# Help understanding definition of expected utility function

This is the definition of an expected utility function that I'm working with:

The utility function $$U:\mathcal{L}\to\mathbb{R}$$ has an expected utility form if there is an assignment of numbers $$(u_{1},...,u_{N})$$ to the $$N$$ outcomes $$\{\omega_{1},...,\omega_{N}\}$$, such that the following is satisfied for any simple lottery $$L=(\omega_{1},...,\omega_{N};p_{1},...,p_{N})\in\mathcal{L}$$: $$$$\label{eq:vnm} U(L)=\sum_{i=1}^{N}p_{i}u_{i}.$$$$ My question: Is it true that the assignment of numbers $$(u_{1},...,u_{N})$$ are given by the Bernoulli function $$u:\Omega\to\mathbb{R}$$, where $$\Omega$$ denotes the sample space. And is it true that $$U(L):\mathcal{L}\to\mathbb{R}$$ is called the Von Neumann-Morgenstern expected utility function, where $$\mathcal{L}$$ denotes the set of simple lotteries?
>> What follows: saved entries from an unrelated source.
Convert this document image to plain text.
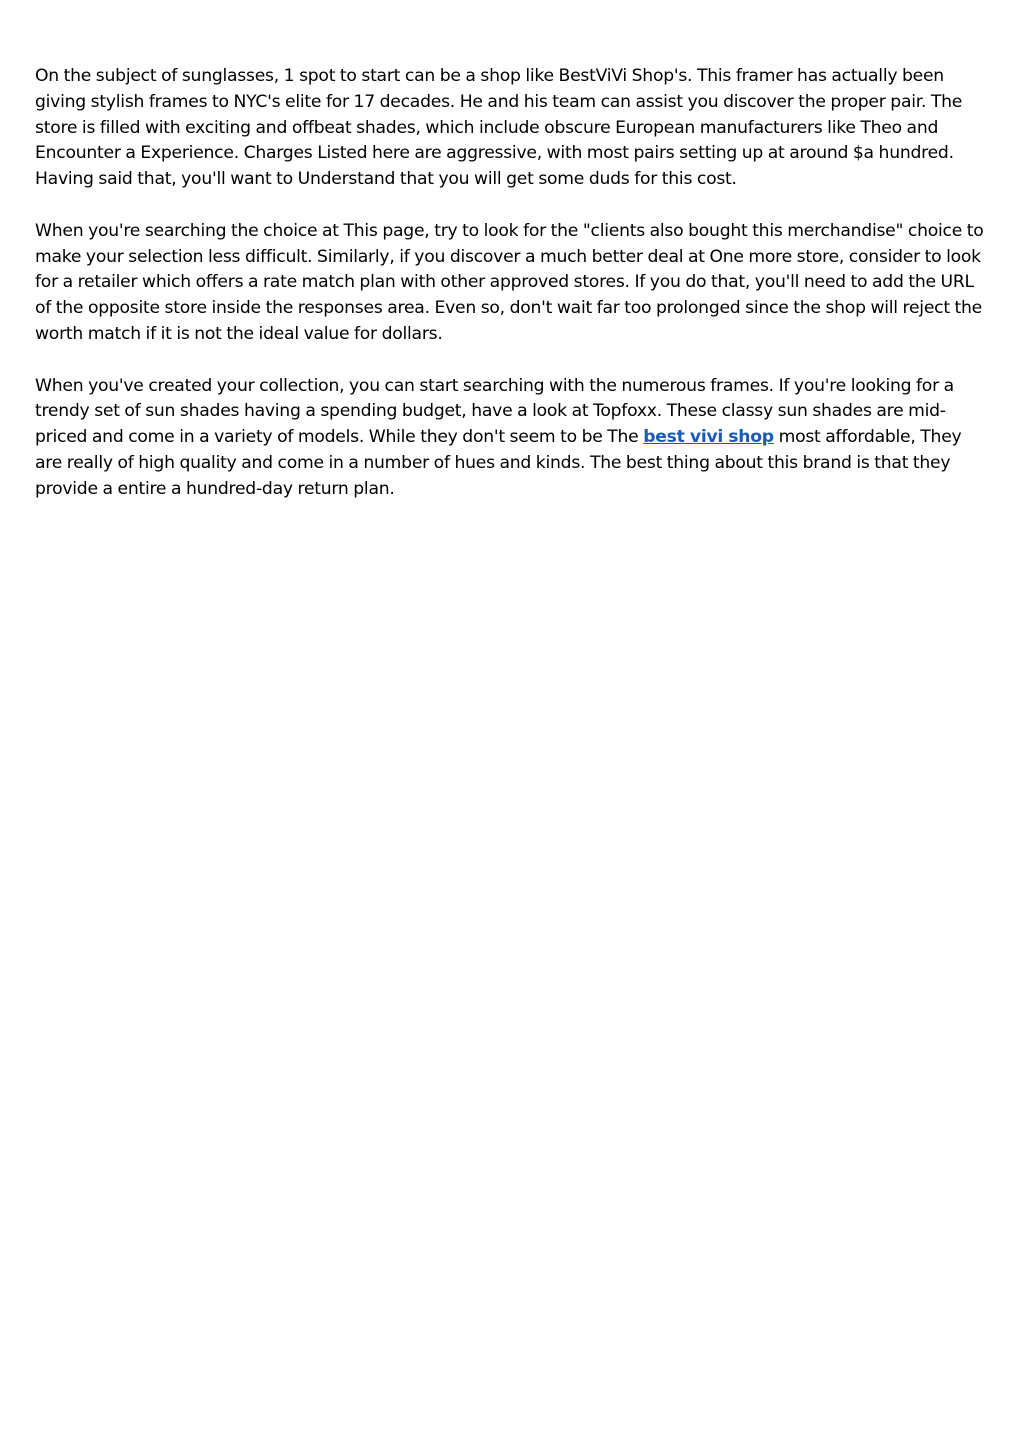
On the subject of sunglasses, 1 spot to start can be a shop like BestViVi Shop's. This framer has actually been giving stylish frames to NYC's elite for 17 decades. He and his team can assist you discover the proper pair. The store is filled with exciting and offbeat shades, which include obscure European manufacturers like Theo and Encounter a Experience. Charges Listed here are aggressive, with most pairs setting up at around $a hundred. Having said that, you'll want to Understand that you will get some duds for this cost.

When you're searching the choice at This page, try to look for the "clients also bought this merchandise" choice to make your selection less difficult. Similarly, if you discover a much better deal at One more store, consider to look for a retailer which offers a rate match plan with other approved stores. If you do that, you'll need to add the URL of the opposite store inside the responses area. Even so, don't wait far too prolonged since the shop will reject the worth match if it is not the ideal value for dollars.

When you've created your collection, you can start searching with the numerous frames. If you're looking for a trendy set of sun shades having a spending budget, have a look at Topfoxx. These classy sun shades are mid-priced and come in a variety of models. While they don't seem to be The best vivi shop most affordable, They are really of high quality and come in a number of hues and kinds. The best thing about this brand is that they provide a entire a hundred-day return plan.
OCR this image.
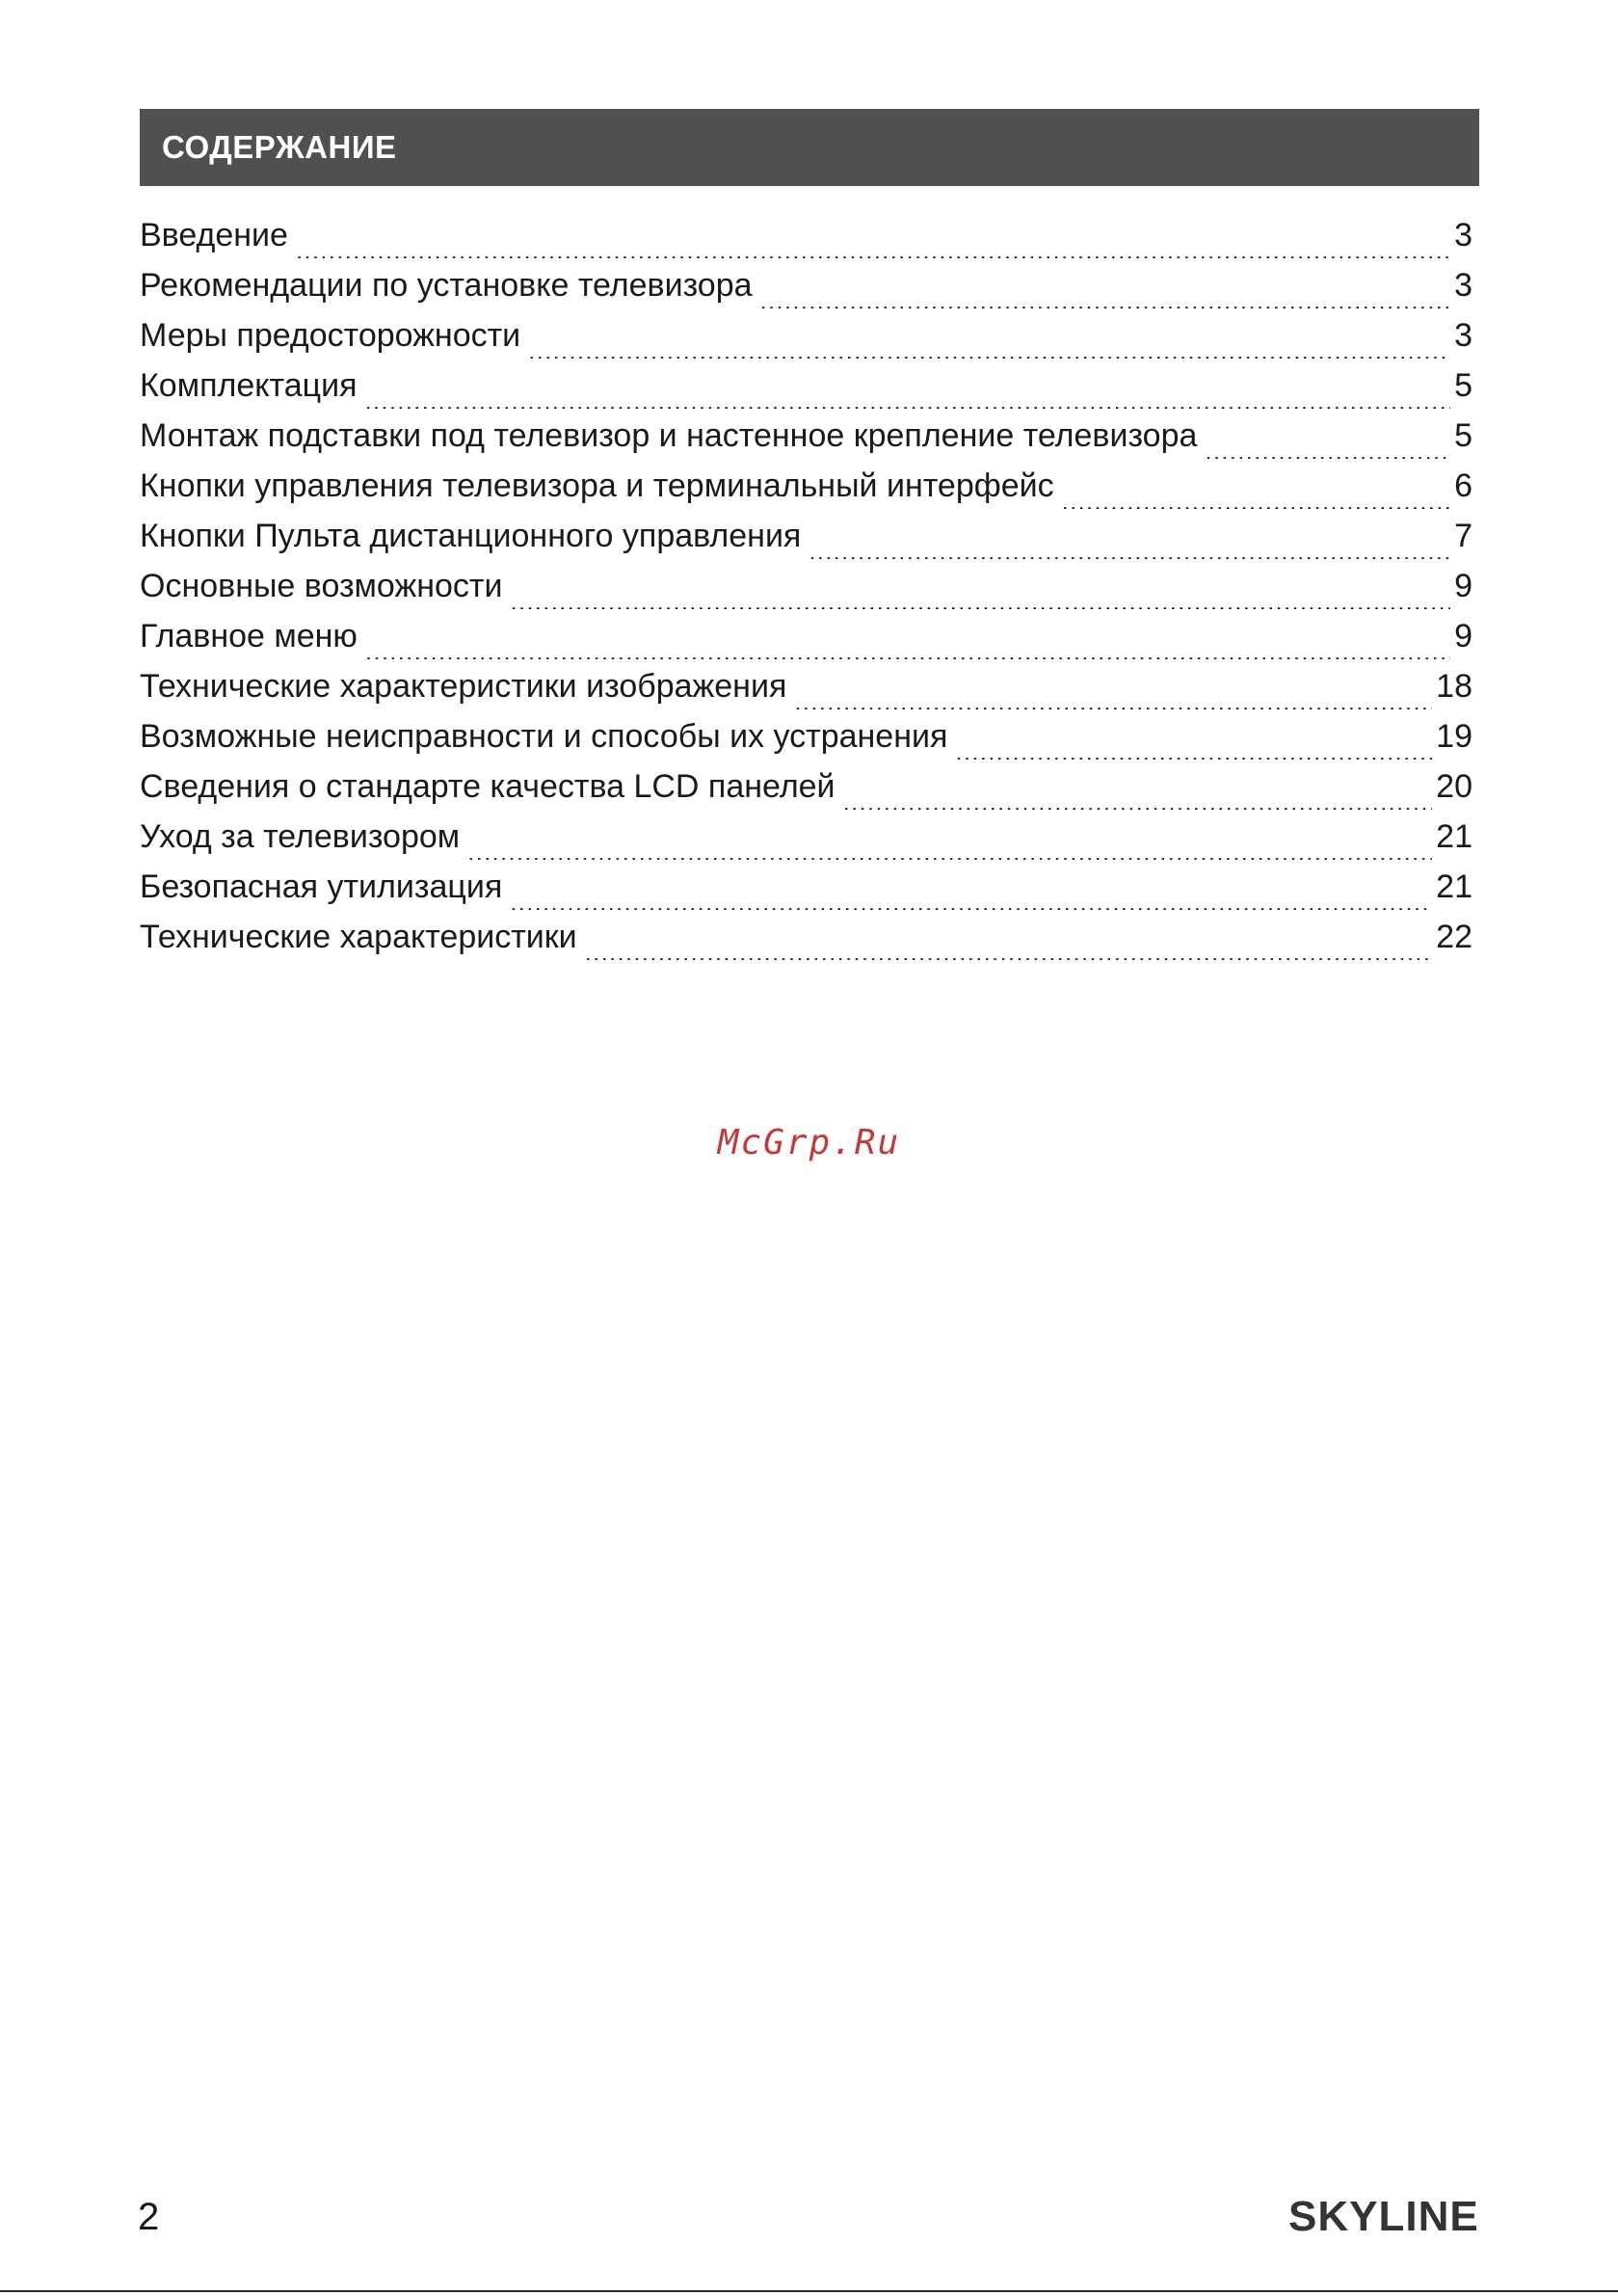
СОДЕРЖАНИЕ
Введение . . .	3
Рекомендации по установке телевизора . . .	3
Меры предосторожности . . .	3
Комплектация . . .	5
Монтаж подставки под телевизор и настенное крепление телевизора . . .	5
Кнопки управления телевизора и терминальный интерфейс . . .	6
Кнопки Пульта дистанционного управления . . .	7
Основные возможности . . .	9
Главное меню . . .	9
Технические характеристики изображения . . .	18
Возможные неисправности и способы их устранения . . .	19
Сведения о стандарте качества LCD панелей . . .	20
Уход за телевизором . . .	21
Безопасная утилизация . . .	21
Технические характеристики . . .	22
McGrp.Ru
2	SKYLINE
That's true, but it should be constructed the other way round: The assignment of numbers $$u_i$$ to outcomes is not given by the Bernoulli utility function but defines it. The terminology of Bernoulli and Von Neumann-Morgenstern utility functions is common, but not universally used in the context of EUT.